産まれてから17年間、俺はこの言葉を聞かされ続けた。
父親に、兄貴に、クラスメイトに。
俺はいわゆるいらない子だ。
味方は誰もいない。
庇ってくれる奴も、手を差し伸べてくれる奴も。
母親は俺の命を産むと同時に命を落した。
母親と駆け落ちして結婚した父親もマザコンの兄貴も俺の誕生より母親の死を嘆いた。
そして俺は恨まれ憎まれる対象になった。
物心ついた頃には名前ではなく“死神”と呼ばれた。
小学校に入ってからも特に変わらず
さらに疎まれる人数が増えた。
唯一の救いが俺は幼かったことだ。
幼くて死の怖さを知らない。
死神の意味も、後ろから指差されて笑われる不愉快さも知らなかった。
それらに恐怖を覚えたのは中学頃だ。
今思えば遅いなと思う。
しかし感情、感覚が狂ってる俺にすれば妥当だとも思う。
さらにそれらが不愉快になったのは高校。
高校ともなれば虐待も虐めも昔の可愛げはなくなり、行為はエスカレートするばかりだ。
暴言暴行。
かつあげ。
食に関するものだって。
上げ出せばきりがない。
人間、怖さを通り越せばもう不愉快になるらしい。
すべての行為に気持ち悪さを感じる。
もう助けを乞うこともなく、ただその行為が早く終われと他人事のように待つだけの毎日だった。
“金出せよ。

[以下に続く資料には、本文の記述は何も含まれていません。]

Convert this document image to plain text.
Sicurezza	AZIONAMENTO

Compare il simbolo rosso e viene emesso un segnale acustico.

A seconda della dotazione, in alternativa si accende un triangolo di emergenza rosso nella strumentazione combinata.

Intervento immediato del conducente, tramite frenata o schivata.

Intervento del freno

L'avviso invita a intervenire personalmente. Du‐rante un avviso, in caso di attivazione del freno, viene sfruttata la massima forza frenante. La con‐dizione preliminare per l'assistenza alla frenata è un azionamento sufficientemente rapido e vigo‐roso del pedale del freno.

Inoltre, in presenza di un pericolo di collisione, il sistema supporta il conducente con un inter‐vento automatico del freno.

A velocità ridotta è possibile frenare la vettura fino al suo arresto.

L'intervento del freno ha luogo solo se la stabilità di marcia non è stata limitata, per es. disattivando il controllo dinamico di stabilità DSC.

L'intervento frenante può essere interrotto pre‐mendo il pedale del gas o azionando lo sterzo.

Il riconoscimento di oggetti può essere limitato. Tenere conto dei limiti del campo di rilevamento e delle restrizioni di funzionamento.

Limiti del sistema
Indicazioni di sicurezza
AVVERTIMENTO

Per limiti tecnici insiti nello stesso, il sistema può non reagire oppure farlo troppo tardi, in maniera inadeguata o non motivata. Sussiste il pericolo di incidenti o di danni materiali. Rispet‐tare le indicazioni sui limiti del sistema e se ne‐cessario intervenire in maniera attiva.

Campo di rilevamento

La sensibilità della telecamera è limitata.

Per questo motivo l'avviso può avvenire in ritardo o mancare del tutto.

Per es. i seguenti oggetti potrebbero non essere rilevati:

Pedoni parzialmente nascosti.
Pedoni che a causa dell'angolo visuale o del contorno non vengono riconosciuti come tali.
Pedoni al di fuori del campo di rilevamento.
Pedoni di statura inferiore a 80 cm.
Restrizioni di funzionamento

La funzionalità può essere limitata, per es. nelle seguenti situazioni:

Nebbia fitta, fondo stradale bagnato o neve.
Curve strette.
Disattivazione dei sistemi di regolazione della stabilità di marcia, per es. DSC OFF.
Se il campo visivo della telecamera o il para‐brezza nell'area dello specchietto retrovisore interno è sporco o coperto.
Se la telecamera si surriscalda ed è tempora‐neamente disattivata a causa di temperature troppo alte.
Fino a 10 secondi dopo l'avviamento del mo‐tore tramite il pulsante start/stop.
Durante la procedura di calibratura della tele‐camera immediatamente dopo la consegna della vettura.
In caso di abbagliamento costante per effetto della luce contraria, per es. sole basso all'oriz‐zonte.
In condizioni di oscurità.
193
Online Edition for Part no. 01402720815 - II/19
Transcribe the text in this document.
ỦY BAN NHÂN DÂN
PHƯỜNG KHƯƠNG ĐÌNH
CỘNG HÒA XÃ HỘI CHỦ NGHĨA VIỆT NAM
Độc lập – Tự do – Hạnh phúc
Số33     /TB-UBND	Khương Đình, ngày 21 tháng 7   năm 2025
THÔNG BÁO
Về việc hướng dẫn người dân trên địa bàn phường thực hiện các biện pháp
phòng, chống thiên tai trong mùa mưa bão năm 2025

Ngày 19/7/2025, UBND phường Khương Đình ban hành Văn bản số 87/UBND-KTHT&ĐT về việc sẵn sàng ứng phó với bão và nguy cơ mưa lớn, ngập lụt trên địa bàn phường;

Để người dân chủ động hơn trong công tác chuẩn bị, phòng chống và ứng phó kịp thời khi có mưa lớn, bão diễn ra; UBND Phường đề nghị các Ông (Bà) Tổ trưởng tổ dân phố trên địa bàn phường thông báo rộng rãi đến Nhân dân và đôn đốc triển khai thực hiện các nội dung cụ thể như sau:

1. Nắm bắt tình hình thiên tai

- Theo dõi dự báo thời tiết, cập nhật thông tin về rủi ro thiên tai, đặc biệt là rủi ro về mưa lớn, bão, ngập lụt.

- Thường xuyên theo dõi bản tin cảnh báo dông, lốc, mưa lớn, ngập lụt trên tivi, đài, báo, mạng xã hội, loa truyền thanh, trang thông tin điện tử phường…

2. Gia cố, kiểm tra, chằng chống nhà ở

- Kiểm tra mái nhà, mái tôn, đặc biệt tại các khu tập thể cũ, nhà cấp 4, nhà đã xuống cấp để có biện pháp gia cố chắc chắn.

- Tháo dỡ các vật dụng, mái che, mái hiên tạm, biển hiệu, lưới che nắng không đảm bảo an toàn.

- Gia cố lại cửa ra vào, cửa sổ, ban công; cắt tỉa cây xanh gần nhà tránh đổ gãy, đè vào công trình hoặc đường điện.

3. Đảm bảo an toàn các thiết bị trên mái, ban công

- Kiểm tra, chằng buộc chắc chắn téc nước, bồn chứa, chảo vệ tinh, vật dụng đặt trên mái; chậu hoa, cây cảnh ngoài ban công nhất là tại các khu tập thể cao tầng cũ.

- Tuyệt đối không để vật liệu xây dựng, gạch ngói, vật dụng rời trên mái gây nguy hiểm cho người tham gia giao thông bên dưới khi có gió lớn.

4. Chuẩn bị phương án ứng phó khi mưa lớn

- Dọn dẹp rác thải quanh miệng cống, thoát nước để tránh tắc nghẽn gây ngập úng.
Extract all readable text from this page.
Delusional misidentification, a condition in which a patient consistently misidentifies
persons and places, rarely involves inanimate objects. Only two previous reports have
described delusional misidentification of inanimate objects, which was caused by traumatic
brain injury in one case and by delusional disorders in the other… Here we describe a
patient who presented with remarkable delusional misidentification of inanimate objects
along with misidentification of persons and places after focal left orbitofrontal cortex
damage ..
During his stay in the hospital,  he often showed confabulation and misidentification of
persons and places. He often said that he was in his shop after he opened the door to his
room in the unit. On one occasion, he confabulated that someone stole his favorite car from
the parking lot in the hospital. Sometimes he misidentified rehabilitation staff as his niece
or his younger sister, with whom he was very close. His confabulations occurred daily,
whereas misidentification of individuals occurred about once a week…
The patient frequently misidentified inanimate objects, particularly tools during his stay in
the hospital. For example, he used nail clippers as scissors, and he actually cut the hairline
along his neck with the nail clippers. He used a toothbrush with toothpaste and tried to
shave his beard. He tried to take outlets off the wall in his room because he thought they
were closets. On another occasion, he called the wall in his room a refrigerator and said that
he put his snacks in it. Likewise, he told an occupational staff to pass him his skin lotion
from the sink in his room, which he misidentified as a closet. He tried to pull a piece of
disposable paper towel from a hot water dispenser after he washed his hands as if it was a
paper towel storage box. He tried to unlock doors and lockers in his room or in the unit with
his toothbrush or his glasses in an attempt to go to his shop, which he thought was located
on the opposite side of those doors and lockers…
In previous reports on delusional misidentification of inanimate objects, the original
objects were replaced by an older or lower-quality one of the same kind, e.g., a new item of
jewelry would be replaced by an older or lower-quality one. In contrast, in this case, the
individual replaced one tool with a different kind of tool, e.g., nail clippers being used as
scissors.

”
学校を代表するヤンキー集団は今日も俺から金を貪り取る。
俺は大人しく財布に入っていた3000円を差し出した。
“おいおい。これっぽっちかよ。”
“足んねーよ。”
ヤンキー集団は俺の泣け無しの3000円を紙切れのようにひらひらと遊ぶ。
俺は殴られ蹴られながら3000円を見つめた。
1番強い、頭のヤンキーが転がった俺に近づく。
右手には紙切れ3枚、左手にはバット。
漫画で見るようなヤンキーだなと薄い意識の中思う。
どんなに機嫌を逆撫でしないようにしようと神経をすり減らしても、こいつらは殴ることをやめない。
こいつらにとって殴る理由はムカつくからじゃない。面白いから。
そんな理不尽な理由もこの世界では通用することを知った。